In fact, Wise learned, women were very involved in the operations of the day, something almost unheard of for its time.
"The other interesting thing that I found about this town is they had remarkable women; Porter was quite a frontier woman. Reuben Barnes, his two daughters, they rounded up cattle, the whole thing. There was a remarkable midwife in that area too," explains Wise.
If you live in Wesley Chapel, you're probably quite familiar with Highway 54. But what you may not know is, "But it was known as the road to nowhere because it was an agreement between Hillsborough County and Pasco County for a hurricane evacuation route. And they got into a dispute over it," explains Wise.
Funny story, that dispute lasted about 10 years before anyone decided to complete the route.
"One of the things the area claims is the Reutimann racing family, people know David Reutimann, from the area families have told me many times that they used to practice racing or that that strip of road because, you know it wasn't connected."
And when we say Wild West, at some points in time, we mean it.
"There was a famous feud that occurred there. It was Ellis and Gillette," explains Wise.
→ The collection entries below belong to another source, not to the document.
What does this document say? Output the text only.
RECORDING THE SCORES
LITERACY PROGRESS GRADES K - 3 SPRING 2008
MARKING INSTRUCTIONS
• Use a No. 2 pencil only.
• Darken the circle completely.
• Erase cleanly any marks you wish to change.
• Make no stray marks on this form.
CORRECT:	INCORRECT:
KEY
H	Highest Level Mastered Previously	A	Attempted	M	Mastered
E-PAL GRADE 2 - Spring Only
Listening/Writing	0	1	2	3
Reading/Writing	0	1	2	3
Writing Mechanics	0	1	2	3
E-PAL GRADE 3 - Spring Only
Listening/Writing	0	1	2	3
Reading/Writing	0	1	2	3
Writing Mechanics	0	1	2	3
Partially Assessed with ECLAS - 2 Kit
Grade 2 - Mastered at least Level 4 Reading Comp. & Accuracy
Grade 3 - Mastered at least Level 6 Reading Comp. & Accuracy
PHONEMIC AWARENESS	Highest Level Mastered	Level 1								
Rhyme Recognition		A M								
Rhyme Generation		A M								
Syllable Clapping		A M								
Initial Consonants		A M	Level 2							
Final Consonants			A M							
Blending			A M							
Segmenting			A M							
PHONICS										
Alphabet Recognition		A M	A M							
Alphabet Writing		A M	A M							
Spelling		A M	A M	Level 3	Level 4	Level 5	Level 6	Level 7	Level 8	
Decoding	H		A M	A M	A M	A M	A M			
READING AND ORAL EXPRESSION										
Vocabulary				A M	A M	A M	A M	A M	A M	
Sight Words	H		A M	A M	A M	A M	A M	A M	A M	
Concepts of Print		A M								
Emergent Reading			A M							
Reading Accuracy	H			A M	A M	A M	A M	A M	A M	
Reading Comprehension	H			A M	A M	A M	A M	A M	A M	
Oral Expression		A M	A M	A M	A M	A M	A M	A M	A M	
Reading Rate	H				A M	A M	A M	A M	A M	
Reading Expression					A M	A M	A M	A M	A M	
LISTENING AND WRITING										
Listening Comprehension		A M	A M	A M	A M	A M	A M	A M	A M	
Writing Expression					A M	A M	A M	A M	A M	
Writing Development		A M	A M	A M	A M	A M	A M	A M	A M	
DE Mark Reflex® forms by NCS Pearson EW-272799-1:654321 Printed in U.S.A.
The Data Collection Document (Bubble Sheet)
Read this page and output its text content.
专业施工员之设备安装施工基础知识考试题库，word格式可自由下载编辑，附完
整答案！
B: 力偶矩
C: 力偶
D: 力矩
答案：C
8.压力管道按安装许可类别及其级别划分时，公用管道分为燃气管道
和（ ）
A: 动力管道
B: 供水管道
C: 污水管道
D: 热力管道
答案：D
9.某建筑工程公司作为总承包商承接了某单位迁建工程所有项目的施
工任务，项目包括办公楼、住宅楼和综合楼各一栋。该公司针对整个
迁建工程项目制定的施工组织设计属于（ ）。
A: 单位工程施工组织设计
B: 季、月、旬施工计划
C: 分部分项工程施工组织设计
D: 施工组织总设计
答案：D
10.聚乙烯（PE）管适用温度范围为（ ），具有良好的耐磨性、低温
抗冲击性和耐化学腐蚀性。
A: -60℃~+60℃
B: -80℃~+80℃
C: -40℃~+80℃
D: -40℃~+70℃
"And there's a tombstone at Countyline cemetery where the father of Thomas Gillette has a warning engraved on the tombstone for the Ellis family."
Many of the roads across Wesley Chapel are named for its first settlers, too. Boyette, Smith, all named for families.
Those same families would go to what was called Fifth Sunday back then.
"And interestingly, that the Double Branch Baptist Church was known for, I didn't know this terminology. It was known for the Fifth Sunday sing, so any month in the year that had five Sundays, that those months would have the fifth Sunday where they did all-day singing," explains Wise.
Everyone from town would come to that, and if you didn't show up, you bet someone would come looking for you to make sure you were okay.